0

Friends, I am preparing a TSV file from excel file, containing Chinese (special) characters as follows - The Seonjeongneung ... Jeonghyeon (貞顯王后, 1462–1530) .....

I have tried using perl CPAN's Spreadsheet::ParseExcel and Spreadsheet::ParseExcel::FmtJapan. But no success. These characters are appearing as ?? in the TSV file, when opened in VIM.

I also tried " binmode STDOUT, ':utf8'; " and " binmode STDOUT, ':encoding(cp932)'; "

Please help me out, finding a way to extract information from Excel sheets and getting into TSV format.

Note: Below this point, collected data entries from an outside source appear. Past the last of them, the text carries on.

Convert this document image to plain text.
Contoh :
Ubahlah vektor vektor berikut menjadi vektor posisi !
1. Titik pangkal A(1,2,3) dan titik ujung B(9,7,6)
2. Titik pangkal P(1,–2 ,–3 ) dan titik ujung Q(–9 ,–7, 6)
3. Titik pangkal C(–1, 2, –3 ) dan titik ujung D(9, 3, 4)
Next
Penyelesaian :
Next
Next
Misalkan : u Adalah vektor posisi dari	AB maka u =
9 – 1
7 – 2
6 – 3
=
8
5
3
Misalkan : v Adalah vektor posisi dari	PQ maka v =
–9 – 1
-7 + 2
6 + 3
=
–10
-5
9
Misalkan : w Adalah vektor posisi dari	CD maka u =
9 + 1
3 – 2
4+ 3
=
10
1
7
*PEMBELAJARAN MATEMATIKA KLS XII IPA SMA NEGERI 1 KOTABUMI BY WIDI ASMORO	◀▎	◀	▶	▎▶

PS : Excel allows direct save as TSV, but the output was screwed up there as well

Code4Fun
  • 125
  • 3
  • 13
  • If someone thinks that python/Java/php etc has better way to handle this situation. I can try out that as well. I need extract data into TSV file correctly, to start my actual project – Code4Fun Sep 26 '12 at 17:39
  • Recently i got problems with chinese utf8 on my perl work. There can hide many underlying problems, so google alitle about what lang can better fit your task, i dont see any reason to use exactly perl. – Galimov Albert Sep 26 '12 at 17:49
  • Dear, I am searching and searching .. on google since last 6-8 hrs, spent some time on python as well. But could not find way to read Chinese characters from excel file – Code4Fun Sep 26 '12 at 17:55
  • Lets think if **they** use some language, it has good support of their encoding. [Google trends](http://www.google.com/trends/?q=python,perl,java&ctab=0&geo=cn&geor=all&date=all&sort=0) – Galimov Albert Sep 26 '12 at 18:03

1 Answers1

0

I just exported your sample text perfectly from OpenOffice Calc, just by choosing the "Save as .csv" option and choosing UTF-8 as format. I'd be very surprised if Excel can't do the same. Have you considered the possibility that VIM / your console doesn't support Chinese characters correctly or that it's set to use a font that doesn't include Chinese characters? To check for this kind of error, open your .csv or .tsv file in your web browser. Web browsers will do anything to correctly display a file, including changing fonts as necessary.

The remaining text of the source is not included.